In this talk I first argue for the utility of language modeling in
many natural-language processing tasks. In particular I describe a
language model based upon a probabilistic parser for English. and its
use in two quite distinct NLP tasks: machine translation and detecting
speech repairs. Most people have some idea of what machine
translation is, but speech repairs are less discussed. Frequently in
speech people hesitate and then rephare something they started to
say. ("I need a uh want a ticket to Boston.") Often this is seen as
a reason why grammatical models might not be useful in speech.
Contrariwise, its ungrammticality should cause a syntactic model to
assign such sequence very low probability compared to the same
sequence without the mistake. This in turn might aid in correcting
for them. We show this is the case.
In the final portion of the talk I motivate my interest in language
modeling by relating it to my long range vision of NLP in particular,
and AI in general.
This is a joint work with Mark Johnson, Kevin Knight and Kenji Yamada.

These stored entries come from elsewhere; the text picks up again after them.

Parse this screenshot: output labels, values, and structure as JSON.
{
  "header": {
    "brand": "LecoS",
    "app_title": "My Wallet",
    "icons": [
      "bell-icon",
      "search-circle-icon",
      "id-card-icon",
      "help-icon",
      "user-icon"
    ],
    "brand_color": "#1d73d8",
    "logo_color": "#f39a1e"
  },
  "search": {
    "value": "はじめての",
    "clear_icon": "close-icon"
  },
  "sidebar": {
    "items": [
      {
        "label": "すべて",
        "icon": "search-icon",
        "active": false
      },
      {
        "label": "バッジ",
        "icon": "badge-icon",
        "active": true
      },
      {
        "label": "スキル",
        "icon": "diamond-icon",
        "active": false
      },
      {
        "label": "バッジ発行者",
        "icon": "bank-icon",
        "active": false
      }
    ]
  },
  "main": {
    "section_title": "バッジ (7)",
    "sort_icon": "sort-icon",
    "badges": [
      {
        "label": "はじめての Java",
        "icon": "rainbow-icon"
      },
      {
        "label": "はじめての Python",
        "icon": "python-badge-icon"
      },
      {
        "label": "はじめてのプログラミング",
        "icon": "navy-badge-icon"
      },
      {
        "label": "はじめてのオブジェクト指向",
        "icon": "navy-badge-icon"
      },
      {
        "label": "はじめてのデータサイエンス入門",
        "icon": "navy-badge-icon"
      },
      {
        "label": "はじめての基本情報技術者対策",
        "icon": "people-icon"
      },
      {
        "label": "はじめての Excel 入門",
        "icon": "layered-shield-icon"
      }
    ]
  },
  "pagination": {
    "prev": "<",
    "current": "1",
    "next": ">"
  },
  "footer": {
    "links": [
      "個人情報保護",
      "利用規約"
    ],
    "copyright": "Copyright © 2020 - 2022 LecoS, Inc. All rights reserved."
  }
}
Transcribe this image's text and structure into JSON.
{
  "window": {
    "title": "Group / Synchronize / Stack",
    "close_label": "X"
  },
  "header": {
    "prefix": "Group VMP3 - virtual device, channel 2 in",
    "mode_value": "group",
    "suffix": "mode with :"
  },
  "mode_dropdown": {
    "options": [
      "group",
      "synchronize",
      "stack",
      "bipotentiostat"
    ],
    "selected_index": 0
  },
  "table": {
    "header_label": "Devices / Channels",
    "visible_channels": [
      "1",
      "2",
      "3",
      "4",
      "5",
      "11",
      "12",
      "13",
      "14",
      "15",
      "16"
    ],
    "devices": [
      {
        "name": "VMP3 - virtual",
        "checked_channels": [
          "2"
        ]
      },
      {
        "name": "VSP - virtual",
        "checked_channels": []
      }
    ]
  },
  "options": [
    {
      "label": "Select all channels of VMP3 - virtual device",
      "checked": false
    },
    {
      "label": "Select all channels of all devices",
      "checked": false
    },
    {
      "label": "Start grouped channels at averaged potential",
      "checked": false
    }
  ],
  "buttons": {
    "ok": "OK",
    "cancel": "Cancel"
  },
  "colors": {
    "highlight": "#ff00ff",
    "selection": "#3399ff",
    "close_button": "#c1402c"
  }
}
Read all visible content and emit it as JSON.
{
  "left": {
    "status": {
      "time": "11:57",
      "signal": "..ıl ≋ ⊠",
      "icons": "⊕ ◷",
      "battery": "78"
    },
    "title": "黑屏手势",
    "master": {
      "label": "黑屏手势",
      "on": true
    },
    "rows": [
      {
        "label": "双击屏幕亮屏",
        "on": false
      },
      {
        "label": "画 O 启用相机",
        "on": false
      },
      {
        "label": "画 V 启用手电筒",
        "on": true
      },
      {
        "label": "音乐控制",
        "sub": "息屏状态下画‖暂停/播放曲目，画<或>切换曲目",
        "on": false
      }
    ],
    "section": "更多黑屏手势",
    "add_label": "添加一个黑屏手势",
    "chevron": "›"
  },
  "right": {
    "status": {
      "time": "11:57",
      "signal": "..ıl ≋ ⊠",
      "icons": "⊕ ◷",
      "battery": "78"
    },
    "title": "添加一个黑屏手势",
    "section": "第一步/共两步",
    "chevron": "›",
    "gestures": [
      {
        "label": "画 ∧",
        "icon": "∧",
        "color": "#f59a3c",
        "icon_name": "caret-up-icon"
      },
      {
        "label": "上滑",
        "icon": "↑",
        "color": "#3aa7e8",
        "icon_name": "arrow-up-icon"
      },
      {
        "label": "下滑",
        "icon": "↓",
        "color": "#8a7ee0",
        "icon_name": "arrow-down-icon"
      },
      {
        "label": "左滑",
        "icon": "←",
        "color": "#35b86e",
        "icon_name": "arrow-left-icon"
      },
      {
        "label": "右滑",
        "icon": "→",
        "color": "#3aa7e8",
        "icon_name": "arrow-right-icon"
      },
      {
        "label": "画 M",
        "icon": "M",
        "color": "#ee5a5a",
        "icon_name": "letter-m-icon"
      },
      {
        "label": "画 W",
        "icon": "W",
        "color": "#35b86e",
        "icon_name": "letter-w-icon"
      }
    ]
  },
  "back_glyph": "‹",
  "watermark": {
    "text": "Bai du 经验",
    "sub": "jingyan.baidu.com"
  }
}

About Eugene Charniak: Eugene Charniak is a Professor of Computer Science and Cognitive
Science at Brown University and is a past Chairman of the Department
of Computer Science (1991-1997). He received his A.B. degree in
Physics from University of Chicago, and a Ph.D. from M.I.T. in
Computer Science. He has published four books, the most recent being
Statistical Language Learning (1993). He is a Fellow of the American
Association of Artificial Intelligence and was previously a Councilor
of the organization. He is on the editorial boards of several
journals and was a founding editor of the journal "Cognitive
Science". His research has always been in the area of language
understanding and technologies which relate to it. Over the last ten
years he has been interested in statistical techniques for language
understanding, and more specifically in the use of statistical methods
in syntactic parsing, speech recognition, and machine translation.